Так и не осознав масштабов исторической драмы, безвестным участником которой нам, курсантам – выпускникам ОВИМУ, суждено было стать, вернулся младшим лейтенантом запаса к мирным делам в комсомоле: работа с трудными подростками, футбольные чемпионаты, городские фестивали, спортивные соревнования, уличные праздники, читательские конференции и турпоходы в одесские катакомбы по партизанским местам. Ну, и, конечно, конкурсы художественной самодеятельности.

Да, еще и это… Фарцовщиков ловили, стиляг всяких. Кто знает, что такое БСМ, бригада содействия милиции? Ну, или «легкая кавалерия». Это не отчеты и справки о членских взносах писать. Нам выдавалось оружие на ночное патрулирование на Приморском бульваре и внизу, в районе порта и Пересыпи. Наши клиенты – фарца и проститутки. Одесса город портовый, он дышит уголовщиной.

В моих советниках – бывший уголовник Володя М., асс оперативной работы. Брали с ним карманников, даже щипачей, только тяжкий труд домушников уже не нашего ума дело. Володя как-то спас меня. Передали ему, будто вечером кореша будут меня ждать в подъезде с железной трубой. Ночевал у Юрки, а трубу потом видел, валялась неподалеку.

Алла, Аленушка, проститутка четырнадцати лет от роду, глуха к моим искренним, желающим ей добра нравоучениям. Алые пухлые губы, синие глаза под светлой непослушной чёлкой:

– Что ты меня уговариваешь? Где твоё счастье – в будущем? А моё – здесь, сейчас. Я только выйду на шоссе под Ялтой, как первая же машина распахнёт дверцу, и начнётся такая жизнь, которой ты и не видывал, комсомолец: ноги целуют, магазины, рестораны, отели, курорт круглый год. Дай же хоть чуть-чуть пожить, не терзай душу!

И умолкну я после этих взрослых слов, сникнет пафос строителя коммунизма перед голой, бесхитростной правдой ее жизни. В камере предварительного заключения, где она будет ждать отправки в детдом, мы встретимся еще раз. Я приеду, и она уткнется носом мне в грудь и тихо заплачет. И все. Больше я ее не увижу. Никогда.
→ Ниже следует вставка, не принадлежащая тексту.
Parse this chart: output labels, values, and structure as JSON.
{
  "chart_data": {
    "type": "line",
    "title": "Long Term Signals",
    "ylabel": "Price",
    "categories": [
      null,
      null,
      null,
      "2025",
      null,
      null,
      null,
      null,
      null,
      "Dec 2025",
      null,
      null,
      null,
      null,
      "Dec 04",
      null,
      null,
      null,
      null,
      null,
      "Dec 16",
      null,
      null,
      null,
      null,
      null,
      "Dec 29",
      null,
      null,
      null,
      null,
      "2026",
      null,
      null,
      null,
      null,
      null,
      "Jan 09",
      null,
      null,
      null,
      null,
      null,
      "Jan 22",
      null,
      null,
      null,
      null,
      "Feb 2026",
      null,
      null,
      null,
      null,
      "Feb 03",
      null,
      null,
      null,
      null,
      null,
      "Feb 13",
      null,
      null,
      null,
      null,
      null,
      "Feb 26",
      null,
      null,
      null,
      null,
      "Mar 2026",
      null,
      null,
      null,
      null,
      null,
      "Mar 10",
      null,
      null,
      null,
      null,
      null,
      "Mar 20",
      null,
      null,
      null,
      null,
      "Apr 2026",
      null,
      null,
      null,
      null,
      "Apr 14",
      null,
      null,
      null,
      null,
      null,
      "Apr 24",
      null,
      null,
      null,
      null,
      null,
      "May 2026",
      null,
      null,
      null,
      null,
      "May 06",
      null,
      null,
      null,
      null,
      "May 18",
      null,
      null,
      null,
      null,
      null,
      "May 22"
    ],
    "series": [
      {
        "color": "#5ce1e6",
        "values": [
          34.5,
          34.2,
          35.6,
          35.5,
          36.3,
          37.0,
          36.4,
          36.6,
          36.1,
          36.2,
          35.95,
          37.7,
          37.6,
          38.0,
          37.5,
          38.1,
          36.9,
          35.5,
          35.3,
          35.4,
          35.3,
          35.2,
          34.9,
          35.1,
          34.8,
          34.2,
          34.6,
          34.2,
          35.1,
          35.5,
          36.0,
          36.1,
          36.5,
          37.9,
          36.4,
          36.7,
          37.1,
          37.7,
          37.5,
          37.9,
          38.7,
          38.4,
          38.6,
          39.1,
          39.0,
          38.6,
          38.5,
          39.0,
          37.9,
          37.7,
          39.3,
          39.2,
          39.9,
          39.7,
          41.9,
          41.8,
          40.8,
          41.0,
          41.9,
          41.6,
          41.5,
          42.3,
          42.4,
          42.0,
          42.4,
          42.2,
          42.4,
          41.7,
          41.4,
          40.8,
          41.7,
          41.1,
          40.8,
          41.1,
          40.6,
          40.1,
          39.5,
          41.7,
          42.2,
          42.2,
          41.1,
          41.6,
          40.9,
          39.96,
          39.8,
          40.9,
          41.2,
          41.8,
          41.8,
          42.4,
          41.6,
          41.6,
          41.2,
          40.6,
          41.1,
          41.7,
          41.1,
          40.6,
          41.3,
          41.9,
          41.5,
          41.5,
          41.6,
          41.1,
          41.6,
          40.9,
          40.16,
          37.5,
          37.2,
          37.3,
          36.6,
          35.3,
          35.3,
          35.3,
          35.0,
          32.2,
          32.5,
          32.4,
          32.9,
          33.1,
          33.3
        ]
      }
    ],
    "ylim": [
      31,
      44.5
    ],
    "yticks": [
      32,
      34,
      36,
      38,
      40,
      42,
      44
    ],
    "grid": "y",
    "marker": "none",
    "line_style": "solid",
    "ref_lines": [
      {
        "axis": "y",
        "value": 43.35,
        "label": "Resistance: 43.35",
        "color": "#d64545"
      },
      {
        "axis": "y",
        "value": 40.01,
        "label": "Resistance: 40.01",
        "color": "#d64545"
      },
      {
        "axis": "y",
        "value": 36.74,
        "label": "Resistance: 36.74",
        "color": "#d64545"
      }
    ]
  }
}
Так вот, Дворец студентов. Он довольно скоро стал модным местом в Одессе. Энергия молодости ворвалась на пустовавшие этажи и в залы бывшего клуба КГБ. На наши вечера бились толпы, как волны, в тяжёлые дубовые двери. Здесь игрались студенческие капустники, здесь гремела дискотека, многие записались в изостудию, которую вела Зоя Ивницкая, известная в городе художница. Появился и новый жанр – дискуссионный клуб, про который уже язвил Жванецкий. Клуб-не клуб, но в полумраке фойе собирались петь под гитару фанаты бардовской песни.